All Products
Search
Document Center

DataWorks:DataHub data source

Last Updated:Jan 15, 2024

DataWorks provides DataHub Reader and DataHub Writer for you to read data from and write data to DataHub data sources. This facilitates fast computing for large amounts of data. This topic describes the capabilities of synchronizing data of DataHub data sources.

Supported DataHub versions

  • DataHub Reader reads data from DataHub by using DataHub SDK for Java. The following code provides an example of DataHub SDK for Java:

    <dependency>
        <groupId>com.aliyun.DataHub</groupId>
        <artifactId>aliyun-sdk-DataHub</artifactId>
        <version>2.9.1</version>
    </dependency>
  • DataHub Writer writes data to DataHub by using DataHub SDK for Java. The following code provides an example of DataHub SDK for Java:

    <dependency>
        <groupId>com.aliyun.datahub</groupId>
        <artifactId>aliyun-sdk-datahub</artifactId>
        <version>2.5.1</version>
    </dependency>

Limits

Batch data read and write

Strings must be encoded in the UTF-8 format. The size of each string must not exceed 1 MB.

Real-time data read and write

  • Real-time synchronization tasks support only exclusive resource groups for Data Integration.

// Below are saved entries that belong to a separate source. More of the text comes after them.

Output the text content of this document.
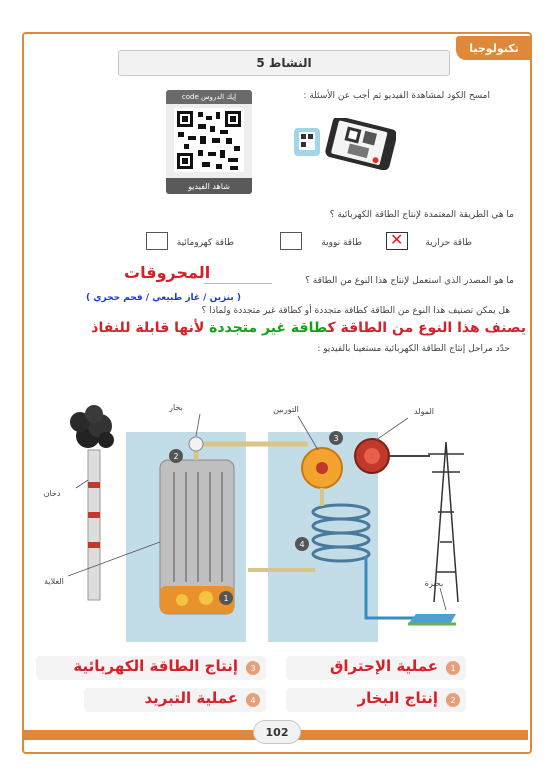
تكنولوجيا
النشاط 5
امسح الكود لمشاهدة الفيديو ثم أجب عن الأسئلة :
code إيك الدروس
شاهد الفيديو
ما هي الطريقة المعتمدة لإنتاج الطاقة الكهربائية ؟
طاقة حرارية
✕
طاقة نووية
طاقة كهرومائية
ما هو المصدر الذي استعمل لإنتاج هذا النوع من الطاقة ؟
المحروقات
( بنزين / غاز طبيعي / فحم حجري )
هل يمكن تصنيف هذا النوع من الطاقة كطاقة متجددة أو كطاقة غير متجددة ولماذا ؟
يصنف هذا النوع من الطاقة كطاقة غير متجددة لأنها قابلة للنفاذ
حدّد مراحل إنتاج الطاقة الكهربائية مستعينا بالفيديو :
2
3
4
1
بخار	التوربين	المولد
دخان
الغلاية	بحيرة
1
عملية الإحتراق
2
إنتاج البخار
3
إنتاج الطاقة الكهربائية
4
عملية التبريد
102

  • When you synchronize data to a DataHub data source in real time, the hash value of source data is verified. Data with the same hash value is synchronized to the same shard in the DataHub data source.

Real-time write of full and incremental data

After you run a synchronization solution, full data in the source is written to the destination by using batch synchronization tasks. Then, incremental data in the source is written to the destination by using real-time synchronization tasks. When you write data to DataHub, take note of the following points:

  • You can write data only to topics of the TUPLE type. For more information about the data types that are supported by a TUPLE topic, see Data types.

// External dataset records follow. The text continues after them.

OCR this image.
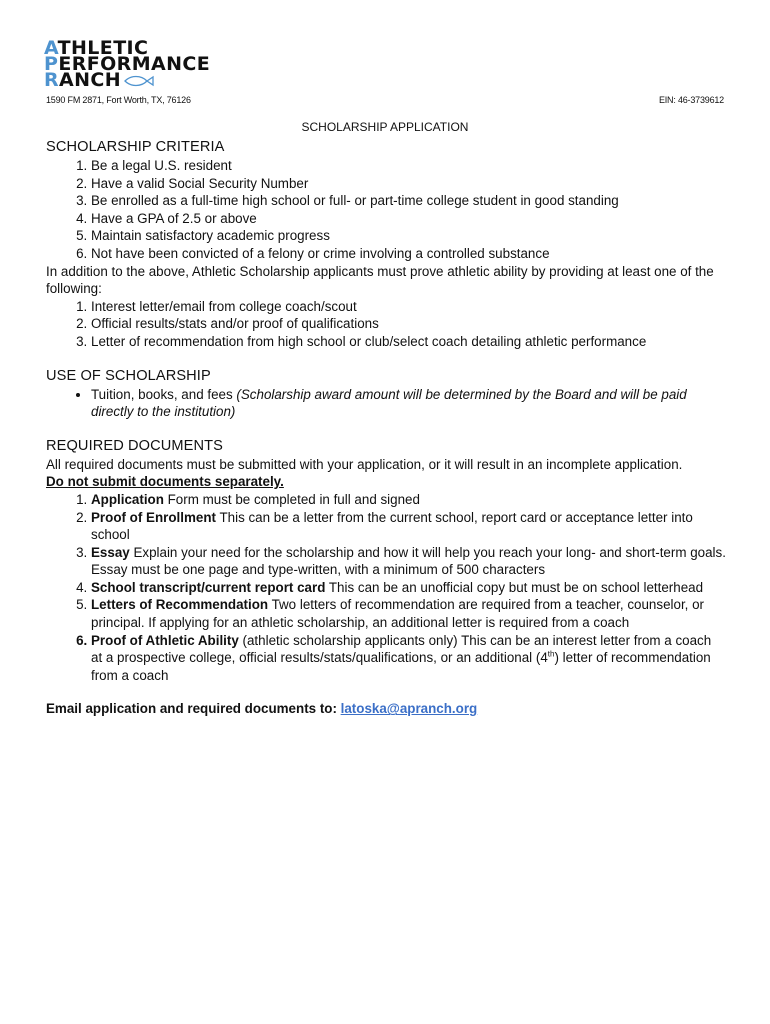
ATHLETIC
PERFORMANCE
RANCH
1590 FM 2871, Fort Worth, TX, 76126	EIN: 46-3739612
SCHOLARSHIP APPLICATION
SCHOLARSHIP CRITERIA
1. Be a legal U.S. resident
2. Have a valid Social Security Number
3. Be enrolled as a full-time high school or full- or part-time college student in good standing
4. Have a GPA of 2.5 or above
5. Maintain satisfactory academic progress
6. Not have been convicted of a felony or crime involving a controlled substance
In addition to the above, Athletic Scholarship applicants must prove athletic ability by providing at least one of the following:
1. Interest letter/email from college coach/scout
2. Official results/stats and/or proof of qualifications
3. Letter of recommendation from high school or club/select coach detailing athletic performance
USE OF SCHOLARSHIP
• Tuition, books, and fees (Scholarship award amount will be determined by the Board and will be paid directly to the institution)
REQUIRED DOCUMENTS
All required documents must be submitted with your application, or it will result in an incomplete application.
Do not submit documents separately.
1. Application Form must be completed in full and signed
2. Proof of Enrollment This can be a letter from the current school, report card or acceptance letter into school
3. Essay Explain your need for the scholarship and how it will help you reach your long- and short-term goals. Essay must be one page and type-written, with a minimum of 500 characters
4. School transcript/current report card This can be an unofficial copy but must be on school letterhead
5. Letters of Recommendation Two letters of recommendation are required from a teacher, counselor, or principal. If applying for an athletic scholarship, an additional letter is required from a coach
6. Proof of Athletic Ability (athletic scholarship applicants only) This can be an interest letter from a coach at a prospective college, official results/stats/qualifications, or an additional (4th) letter of recommendation from a coach
Email application and required documents to: latoska@apranch.org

  • When you run a real-time synchronization task to synchronize data to DataHub in real time, five additional fields are added to the destination topic by default. You can also add other fields to the destination topic based on your business requirements. For more information about the DataHub message formats, see Appendix: DataHub message formats.

Data type mappings

Data is synchronized based on the mappings between the data types of fields in DataHub and those in a specified service. DataHub supports only the following data types: BIGINT, STRING, BOOLEAN, DOUBLE, TIMESTAMP, and DECIMAL.

Develop a data synchronization task

For information about the entry point for and the procedure of configuring a data synchronization task, see the following sections. For information about the parameter settings, view the infotip of each parameter on the configuration tab of the task.

Add a data source

Before you configure a data synchronization task to synchronize data from or to a specific data source, you must add the data source to DataWorks. For more information, see Add and manage data sources.

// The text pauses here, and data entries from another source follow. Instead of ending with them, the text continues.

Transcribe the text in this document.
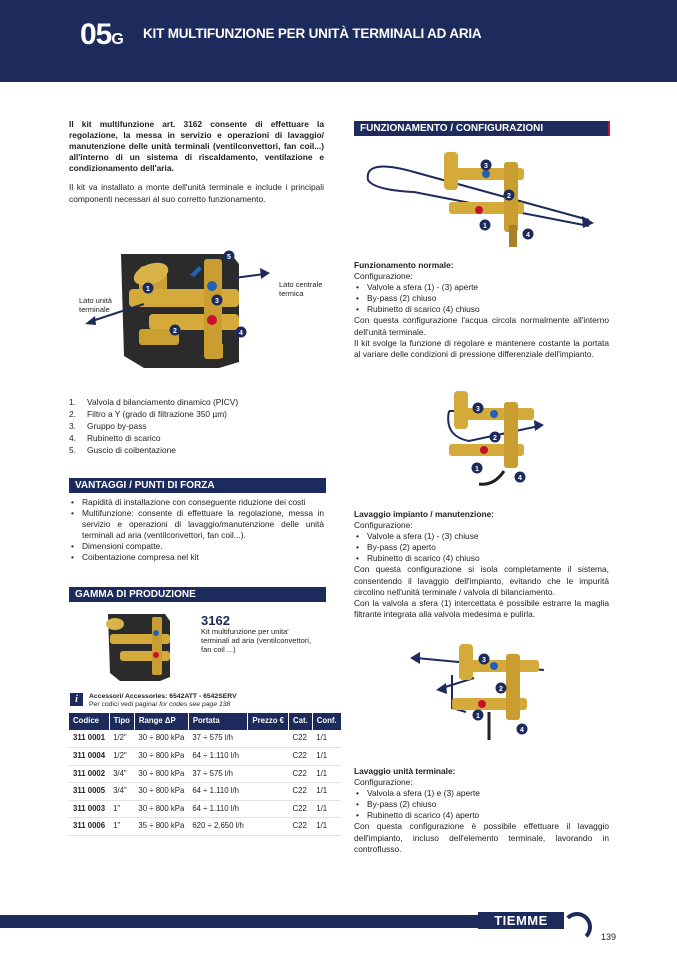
05G KIT MULTIFUNZIONE PER UNITÀ TERMINALI AD ARIA

Il kit multifunzione art. 3162 consente di effettuare la regolazione, la messa in servizio e operazioni di lavaggio/ manutenzione delle unità terminali (ventilconvettori, fan coil...) all'interno di un sistema di riscaldamento, ventilazione e condizionamento dell'aria.

Il kit va installato a monte dell'unità terminale e include i principali componenti necessari al suo corretto funzionamento.

1
2
3
4
5
Lato unità terminale
Lato centrale termica
1. Valvola d bilanciamento dinamico (PICV)
2. Filtro a Y (grado di filtrazione 350 µm)
3. Gruppo by-pass
4. Rubinetto di scarico
5. Guscio di coibentazione
VANTAGGI / PUNTI DI FORZA
• Rapidità di installazione con conseguente riduzione dei costi
• Multifunzione: consente di effettuare la regolazione, messa in servizio e operazioni di lavaggio/manutenzione delle unità terminali ad aria (ventilconvettori, fan coil...).
• Dimensioni compatte.
• Coibentazione compresa nel kit
GAMMA DI PRODUZIONE
3162
Kit multifunzione per unita' terminali ad aria (ventilconvettori, fan coil ...)
i	Accessori/ Accessories: 6542ATT - 6542SERV
Per codici vedi pagina/ for codes see page 138
Codice	Tipo	Range ΔP	Portata	Prezzo €	Cat.	Conf.
311 0001	1/2"	30 ÷ 800 kPa	37 ÷ 575 l/h		C22	1/1
311 0004	1/2"	30 ÷ 800 kPa	64 ÷ 1.110 l/h		C22	1/1
311 0002	3/4"	30 ÷ 800 kPa	37 ÷ 575 l/h		C22	1/1
311 0005	3/4"	30 ÷ 800 kPa	64 ÷ 1.110 l/h		C22	1/1
311 0003	1"	30 ÷ 800 kPa	64 ÷ 1.110 l/h		C22	1/1
311 0006	1"	35 ÷ 800 kPa	620 ÷ 2.650 l/h		C22	1/1
FUNZIONAMENTO / CONFIGURAZIONI
3
2
1
4
Funzionamento normale:
Configurazione:
• Valvole a sfera (1) - (3) aperte
• By-pass (2) chiuso
• Rubinetto di scarico (4) chiuso
Con questa configurazione l'acqua circola normalmente all'interno dell'unità terminale.
Il kit svolge la funzione di regolare e mantenere costante la portata al variare delle condizioni di pressione differenziale dell'impianto.
3
2
1
4
Lavaggio impianto / manutenzione:
Configurazione:
• Valvole a sfera (1) - (3) chiuse
• By-pass (2) aperto
• Rubinetto di scarico (4) chiuso
Con questa configurazione si isola completamente il sistema, consentendo il lavaggio dell'impianto, evitando che le impurità circolino nell'unità terminale / valvola di bilanciamento.
Con la valvola a sfera (1) intercettata è possibile estrarre la maglia filtrante integrata alla valvola medesima e pulirla.
3
2
1
4
Lavaggio unità terminale:
Configurazione:
• Valvola a sfera (1) e (3) aperte
• By-pass (2) chiuso
• Rubinetto di scarico (4) aperto
Con questa configurazione è possibile effettuare il lavaggio dell'impianto, incluso dell'elemento terminale, lavorando in controflusso.
TIEMME
139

Configure a batch synchronization task to synchronize data of a single table

Configure a real-time synchronization task to synchronize data of a single table or synchronize all data of a database

For more information about the configuration procedure, see Configure a real-time synchronization task in DataStudio.

Note

For information about support of different topic types for synchronization of data changes generated by operations on a source table, sharding strategies for different topic types, data formats, and sample messages, see Appendix: DataHub message formats.

Configure synchronization settings to implement (real-time) synchronization of full and incremental data in a single table or a database

For more information about the configuration procedure, see Configure a synchronization task in Data Integration.

FAQ

What do I do if data fails to be written to DataHub because the amount of data that I want to write to DataHub at a time exceeds the upper limit?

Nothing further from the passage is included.